Guterres also highlighted the need for expeditious progress in transitioning to renewable energy sources, pointing out that the world is not moving fast enough in this direction. Simultaneously, he underscored the fact that the benefits and opportunities of digitalization are not being distributed equitably, leaving many behind in an increasingly digital world.
In addition, Guterres drew attention to the pressing issue of education, highlighting that too many children and young people worldwide are victims of poor-quality education or have no access to education at all. He called for the creation of decent jobs and the extension of social protection programs to vulnerable populations.

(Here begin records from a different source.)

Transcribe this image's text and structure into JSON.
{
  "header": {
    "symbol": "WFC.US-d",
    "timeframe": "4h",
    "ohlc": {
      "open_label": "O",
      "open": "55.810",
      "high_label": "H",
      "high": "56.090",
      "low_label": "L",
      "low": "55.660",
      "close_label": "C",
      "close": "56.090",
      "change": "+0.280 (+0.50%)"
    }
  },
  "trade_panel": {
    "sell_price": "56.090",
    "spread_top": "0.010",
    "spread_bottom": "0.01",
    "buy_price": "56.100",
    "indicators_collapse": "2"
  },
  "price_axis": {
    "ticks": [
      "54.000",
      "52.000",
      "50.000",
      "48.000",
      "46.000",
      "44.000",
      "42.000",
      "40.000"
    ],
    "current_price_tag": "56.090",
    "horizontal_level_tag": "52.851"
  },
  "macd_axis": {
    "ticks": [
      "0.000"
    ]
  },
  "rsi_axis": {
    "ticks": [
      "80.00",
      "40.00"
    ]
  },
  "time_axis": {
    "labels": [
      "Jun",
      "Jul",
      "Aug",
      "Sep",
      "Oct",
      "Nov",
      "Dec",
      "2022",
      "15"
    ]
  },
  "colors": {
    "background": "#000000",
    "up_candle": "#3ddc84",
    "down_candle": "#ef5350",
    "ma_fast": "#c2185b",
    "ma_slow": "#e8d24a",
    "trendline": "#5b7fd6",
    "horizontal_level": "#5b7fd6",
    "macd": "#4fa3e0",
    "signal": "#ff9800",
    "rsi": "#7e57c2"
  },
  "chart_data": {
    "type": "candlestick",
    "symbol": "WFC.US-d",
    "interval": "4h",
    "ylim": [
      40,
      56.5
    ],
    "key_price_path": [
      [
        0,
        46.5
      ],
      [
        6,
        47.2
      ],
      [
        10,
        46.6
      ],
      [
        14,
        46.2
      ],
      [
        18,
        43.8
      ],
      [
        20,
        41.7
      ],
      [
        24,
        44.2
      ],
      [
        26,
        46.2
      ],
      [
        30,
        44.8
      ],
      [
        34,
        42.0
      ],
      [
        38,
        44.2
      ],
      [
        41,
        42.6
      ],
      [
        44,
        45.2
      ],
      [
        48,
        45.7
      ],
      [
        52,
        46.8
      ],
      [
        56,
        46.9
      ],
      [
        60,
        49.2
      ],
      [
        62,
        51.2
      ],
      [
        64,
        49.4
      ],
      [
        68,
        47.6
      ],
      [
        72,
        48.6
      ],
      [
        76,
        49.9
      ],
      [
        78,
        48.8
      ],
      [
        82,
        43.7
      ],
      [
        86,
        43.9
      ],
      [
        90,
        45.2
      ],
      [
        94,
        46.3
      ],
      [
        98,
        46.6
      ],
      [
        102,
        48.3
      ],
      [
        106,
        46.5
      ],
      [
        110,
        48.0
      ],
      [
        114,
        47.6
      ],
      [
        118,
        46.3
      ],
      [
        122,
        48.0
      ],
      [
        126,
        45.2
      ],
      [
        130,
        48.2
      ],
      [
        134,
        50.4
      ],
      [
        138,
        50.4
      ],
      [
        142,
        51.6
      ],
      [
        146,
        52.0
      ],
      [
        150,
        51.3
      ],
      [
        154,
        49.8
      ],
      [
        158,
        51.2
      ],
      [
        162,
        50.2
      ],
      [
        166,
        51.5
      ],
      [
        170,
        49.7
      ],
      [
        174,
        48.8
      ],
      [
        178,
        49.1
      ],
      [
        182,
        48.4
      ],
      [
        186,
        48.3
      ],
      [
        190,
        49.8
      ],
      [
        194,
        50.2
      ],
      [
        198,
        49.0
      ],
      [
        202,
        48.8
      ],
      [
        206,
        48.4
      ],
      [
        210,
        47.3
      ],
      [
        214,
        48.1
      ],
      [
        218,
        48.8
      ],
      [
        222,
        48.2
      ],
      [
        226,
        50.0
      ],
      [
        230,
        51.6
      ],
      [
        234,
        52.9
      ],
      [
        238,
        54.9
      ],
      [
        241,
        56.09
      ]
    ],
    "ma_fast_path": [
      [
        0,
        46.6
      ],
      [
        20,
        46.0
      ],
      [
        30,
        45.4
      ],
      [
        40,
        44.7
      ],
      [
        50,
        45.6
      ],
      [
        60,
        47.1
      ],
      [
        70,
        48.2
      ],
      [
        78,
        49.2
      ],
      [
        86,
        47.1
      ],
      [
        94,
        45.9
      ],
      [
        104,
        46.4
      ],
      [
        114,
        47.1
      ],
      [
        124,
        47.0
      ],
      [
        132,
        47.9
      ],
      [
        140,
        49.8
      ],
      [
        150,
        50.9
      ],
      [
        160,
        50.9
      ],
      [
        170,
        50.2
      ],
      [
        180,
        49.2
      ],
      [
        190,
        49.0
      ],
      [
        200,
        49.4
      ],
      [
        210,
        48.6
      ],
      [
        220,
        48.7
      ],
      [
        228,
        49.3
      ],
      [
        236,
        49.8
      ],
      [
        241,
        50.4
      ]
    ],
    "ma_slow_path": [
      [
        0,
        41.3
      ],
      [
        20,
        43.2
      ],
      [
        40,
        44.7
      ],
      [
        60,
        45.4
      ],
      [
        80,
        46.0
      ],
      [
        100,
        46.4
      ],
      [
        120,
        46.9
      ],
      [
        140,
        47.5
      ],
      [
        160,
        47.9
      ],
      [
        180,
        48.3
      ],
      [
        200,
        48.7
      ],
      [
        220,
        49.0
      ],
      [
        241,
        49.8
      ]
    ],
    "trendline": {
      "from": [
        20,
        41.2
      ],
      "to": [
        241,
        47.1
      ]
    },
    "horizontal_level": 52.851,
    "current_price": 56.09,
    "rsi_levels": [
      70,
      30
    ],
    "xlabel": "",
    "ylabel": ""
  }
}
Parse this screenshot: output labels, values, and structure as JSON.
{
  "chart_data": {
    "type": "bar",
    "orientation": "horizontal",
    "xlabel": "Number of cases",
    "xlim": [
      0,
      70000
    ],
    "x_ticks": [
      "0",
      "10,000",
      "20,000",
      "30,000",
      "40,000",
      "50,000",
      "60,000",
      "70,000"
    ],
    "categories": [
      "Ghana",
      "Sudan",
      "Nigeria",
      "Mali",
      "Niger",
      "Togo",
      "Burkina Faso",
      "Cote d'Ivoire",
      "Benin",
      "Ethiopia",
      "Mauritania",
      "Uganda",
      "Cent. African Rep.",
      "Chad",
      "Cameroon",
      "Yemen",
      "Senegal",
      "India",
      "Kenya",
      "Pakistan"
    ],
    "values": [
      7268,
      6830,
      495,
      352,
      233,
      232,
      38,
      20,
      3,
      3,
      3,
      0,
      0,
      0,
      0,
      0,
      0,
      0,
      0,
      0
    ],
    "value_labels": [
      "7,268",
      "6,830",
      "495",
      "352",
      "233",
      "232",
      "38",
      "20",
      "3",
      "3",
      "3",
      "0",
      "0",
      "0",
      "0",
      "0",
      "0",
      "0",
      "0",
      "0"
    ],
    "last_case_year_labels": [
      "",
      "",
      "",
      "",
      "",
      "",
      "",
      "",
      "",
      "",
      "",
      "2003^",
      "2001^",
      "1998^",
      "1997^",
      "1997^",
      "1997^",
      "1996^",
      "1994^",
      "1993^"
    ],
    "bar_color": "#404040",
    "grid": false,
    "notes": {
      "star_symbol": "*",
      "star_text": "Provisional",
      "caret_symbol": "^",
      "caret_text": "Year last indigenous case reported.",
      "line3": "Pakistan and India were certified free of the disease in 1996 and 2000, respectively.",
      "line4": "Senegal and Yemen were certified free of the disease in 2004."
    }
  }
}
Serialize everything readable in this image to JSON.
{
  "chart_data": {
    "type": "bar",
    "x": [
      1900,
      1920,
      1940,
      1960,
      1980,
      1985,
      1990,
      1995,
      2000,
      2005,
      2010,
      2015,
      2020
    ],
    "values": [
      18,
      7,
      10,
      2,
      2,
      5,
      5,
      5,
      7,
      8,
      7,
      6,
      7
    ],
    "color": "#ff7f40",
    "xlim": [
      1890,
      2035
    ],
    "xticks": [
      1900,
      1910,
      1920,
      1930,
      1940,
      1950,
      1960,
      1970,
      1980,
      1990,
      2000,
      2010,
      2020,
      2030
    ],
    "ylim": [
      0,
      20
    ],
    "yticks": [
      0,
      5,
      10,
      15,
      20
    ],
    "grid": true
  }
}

Lastly, the Secretary-General issued a clarion call to address “the triple planetary crisis” characterized by climate change, pollution, and biodiversity loss. He emphasized the need to end the war on nature and work towards a sustainable future for all.
In the midst of these challenges, Guterres emphasized the overarching need to ensure full gender equality, stating, “It’s long past time to end discrimination, ensure a place at every table for women and girls, and end the scourge of gender-based violence.”

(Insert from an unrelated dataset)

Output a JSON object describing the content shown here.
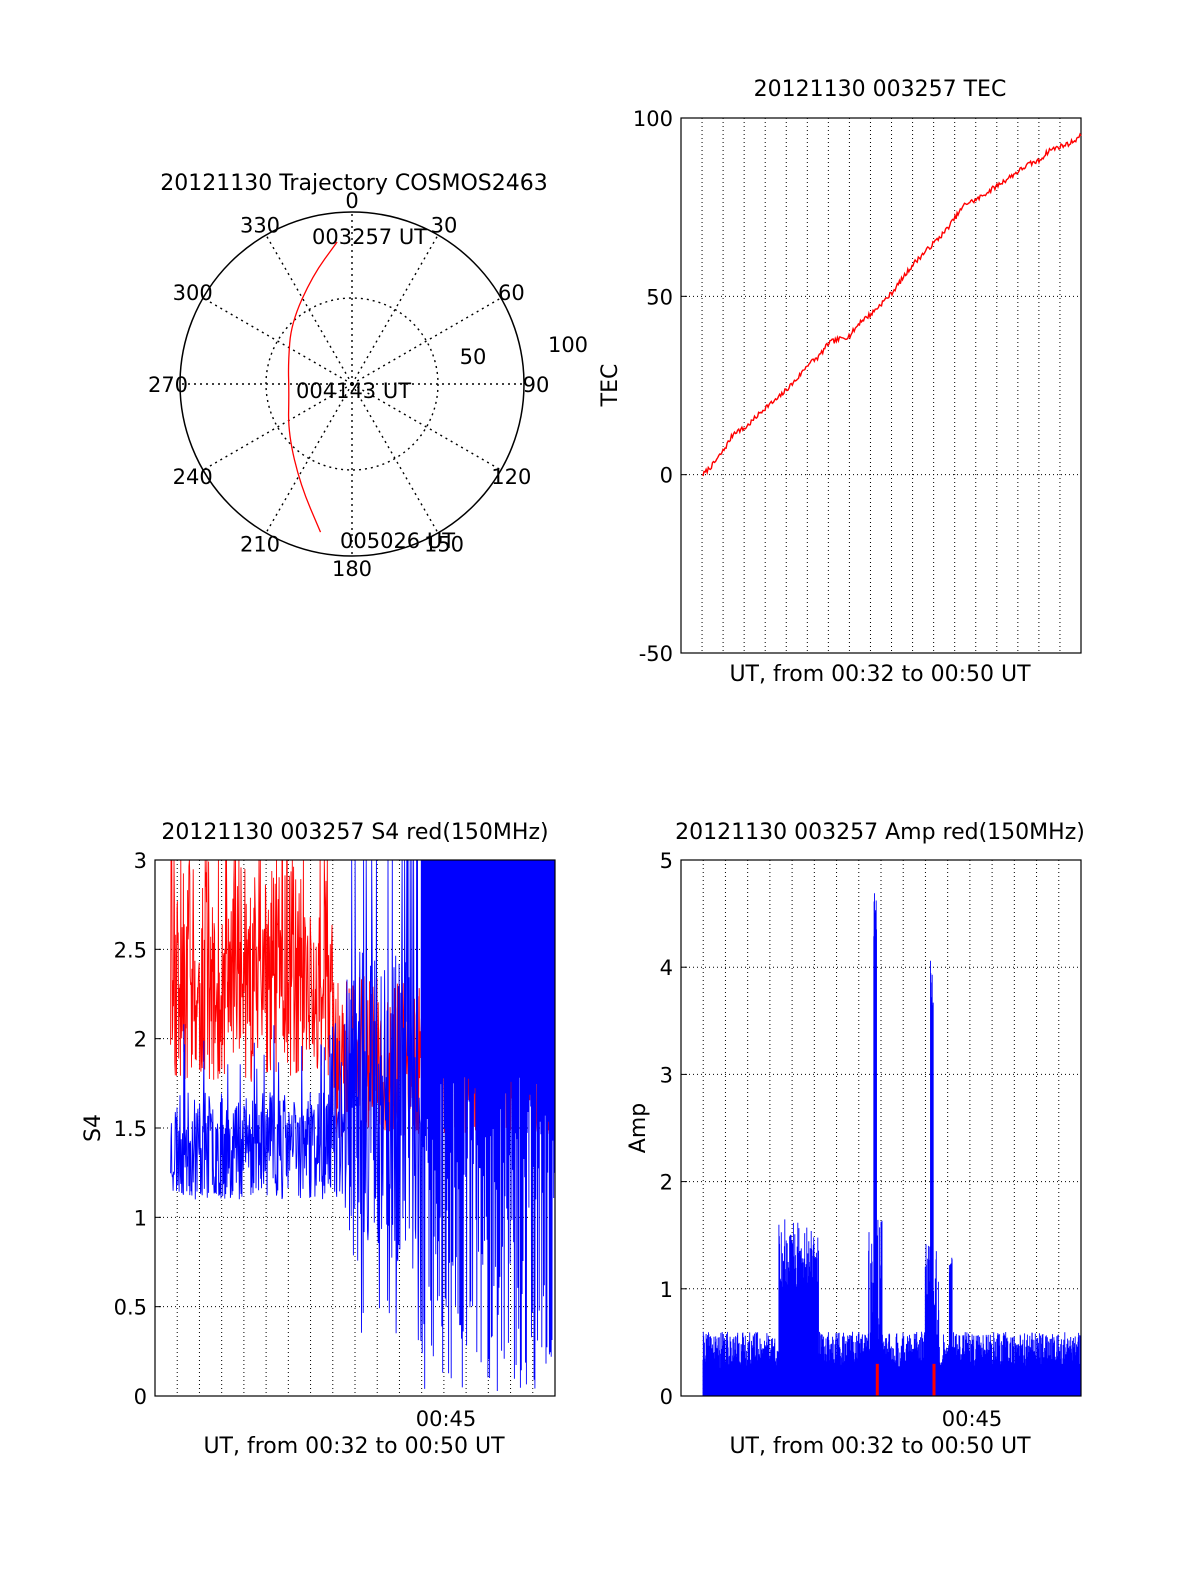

To tackle these urgent challenges, the UN has initiated a range of efforts. These include comprehensive initiatives to transform global food systems, ensuring everyone can access a healthy diet. The UN is also intensifying efforts to boost investment in the transition to renewable energy and promote universal internet access. Moreover, ambitious plans are in place to create 400 million new decent jobs and extend social protection to over four million people.
Paula Narváez, President of the UN Economic and Social Council (ECOSOC), expressed her appreciation for the adoption of the declaration. She described it as a testament to leaders’ unwavering commitment to implementing the SDGs. ECOSOC, central to the UN system’s work on all three pillars of sustainable development—economic, social, and environmental—provides a platform for the review and follow-up of the goals.
The two-day SDG Summit served as the centrepiece of the UN General Assembly’s High-level Week, which annually convenes Heads of State and Government from around the world. Narváez also highlighted two additional events on the agenda—the High-level Dialogue on Financing for Development, addressing the pressing need for an international financial architecture that can respond to current needs and emerging challenges, and the Climate Ambition Summit, offering an opportunity for decisive progress on climate action and raising the bar for more timely and targeted efforts.
As the 2023 SDG Summit concluded, the global community stood at a crossroads, with an opportunity to rescue the SDGs and steer the world towards a more sustainable, equitable, and inclusive future by 2030. Paula Narváez aptly said, “This week should serve as a turning point to rescue the SDGs. We must not let this moment slip away.” The world now watches with anticipation as nations translate their commitments into tangible actions, ensuring that no one is left behind in the noble pursuit of a better world for all by 2030.